Saturday, March 18, 2006

A hope, not a promise

Mr K just left to go see his parents and get his dad to sign an application for an official death certificate for his (Mr K's) grandmother. Mr K had already dropped off said application in person a couple of weeks ago, but the government of Ontario lost it somehow. Yee ha.

The certificate is necessary because Mr K is applying for Irish citizenship, to which he is entitled because his grandmother came from Ireland. If he gets the Irish passport before our little sprog comes, the sprog gets Irish citizenship as well. So time is of the essence. You wouldn't believe how much paperwork is involved in this process: the Irish embassy wants official copies of just about every document you can think of.

So I'm alone for the weekend.

I've made tentative plans with K. to do some shopping this afternoon, after I get to the gym. I talked to her more than an hour ago and said I'd see her in two hours, after I'd finished working out. Here I still am in the house. Sigh. I'm going for dinner tonight with K., her husband M., other K., her husband J., and I don't know who else. So at least I've made arrangements not to sit around sulking by myself for two days.

I've been reading a lot about abortion lately, and I've just been seething about the arrogance and misogyny that is gaining control in the country of my birth. I'm so horrified by what's happened in South Dakota: of course the abortion ban is a challenge to the Supreme Court, but how many women (and children!) are going to suffer while this piece of trash legislation wends its way through the judicial system?

Bitch PhD writes so well on this topic; every time I read something she has to say about it, I find myself nodding in agreement. But the piece of writing I found yesterday is particularly resonant for me right now. I've been feeling oddly disconnected from my emotions about this being growing inside me. Gretchen Voss's story of having to make the agonizing decision to end her pregnancy at 18 weeks after discovering her baby had hideous genetic defects struck such a chord. Near the end of the article, as she describes her second pregnancy, she writes this:

Way too nervous to sleep on that frigid morning this past November, I snuggled my bloated belly up to my husband and curled into a little question mark. Sixteen weeks pregnant, today we would finally have our full-fetal ultrasound, finding out whether our baby was developing normally. Given what happened the last time, I had every reason to be nervous.

The last four months had been a sort of emotional no man's land where the baby was concerned. While we were elated to be pregnant again, we were also terrified. It was hard to become fully attached to this pregnancy, knowing that it could be taken away from us. Instead of shopping for layettes, we were consulting genetic counselors. We now knew all too well that pregnancy was a hope, not a promise.

"Emotional no-man's land." "Hard to become fully attached." Yes. Yes, yes, yes. Exactly. I wept as I read this. I weep now as I type this.

My gut knows just how devastating it is to lose a pregnancy, and even at the time of my little miscarriage at seven weeks I knew that it would be so much worse if I'd had to make the decision to end it myself. When I see all these efforts to take away the right to make that decision, to force women to bear children they don't want or can't support, children who might be horribly damaged or even already dead, I am enraged.

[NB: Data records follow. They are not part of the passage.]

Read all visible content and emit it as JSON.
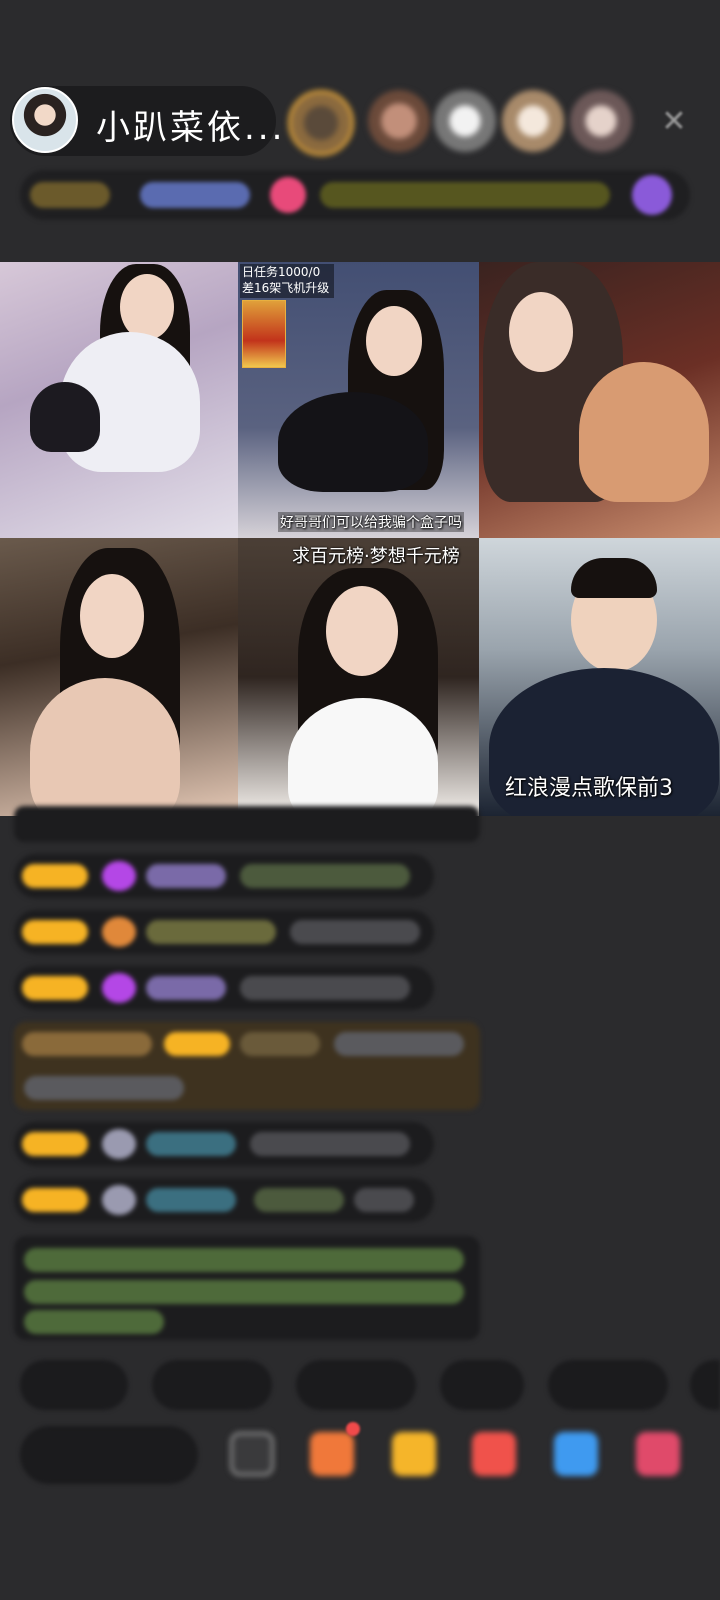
{
  "header": {
    "host_name": "小趴菜依...",
    "close_icon": "close-icon"
  },
  "videos": [
    {
      "id": "stream-1",
      "overlay": ""
    },
    {
      "id": "stream-2",
      "task_line1": "日任务1000/0",
      "task_line2": "差16架飞机升级",
      "caption": "好哥哥们可以给我骗个盒子吗"
    },
    {
      "id": "stream-3",
      "overlay": ""
    },
    {
      "id": "stream-4",
      "overlay": ""
    },
    {
      "id": "stream-5",
      "top_caption": "求百元榜·梦想千元榜"
    },
    {
      "id": "stream-6",
      "caption": "红浪漫点歌保前3"
    }
  ],
  "colors": {
    "background": "#2b2b2d",
    "badge_gold": "#f6b324",
    "badge_purple": "#b447e6",
    "chat_green": "#a6e07a",
    "chat_blue": "#7ac8e6",
    "gift_red": "#f0524b",
    "gift_blue": "#3f9af0"
  },
  "icons": [
    "gift-icon",
    "red-packet-icon",
    "heart-icon",
    "game-icon",
    "more-icon"
  ]
}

I once saw someone argue that the biggest advance in medicine for women was pain relief in childbirth. No. No, no, no. The biggest advance is the right to control when or even whether we bear children at all. Pregnancy is exhausting, disfiguring, sometimes disabling, even life-threatening. It is dangerous. No one who does not want to endure it should have to.

When a pregnancy is not a hope but a sentence, something has gone terribly wrong.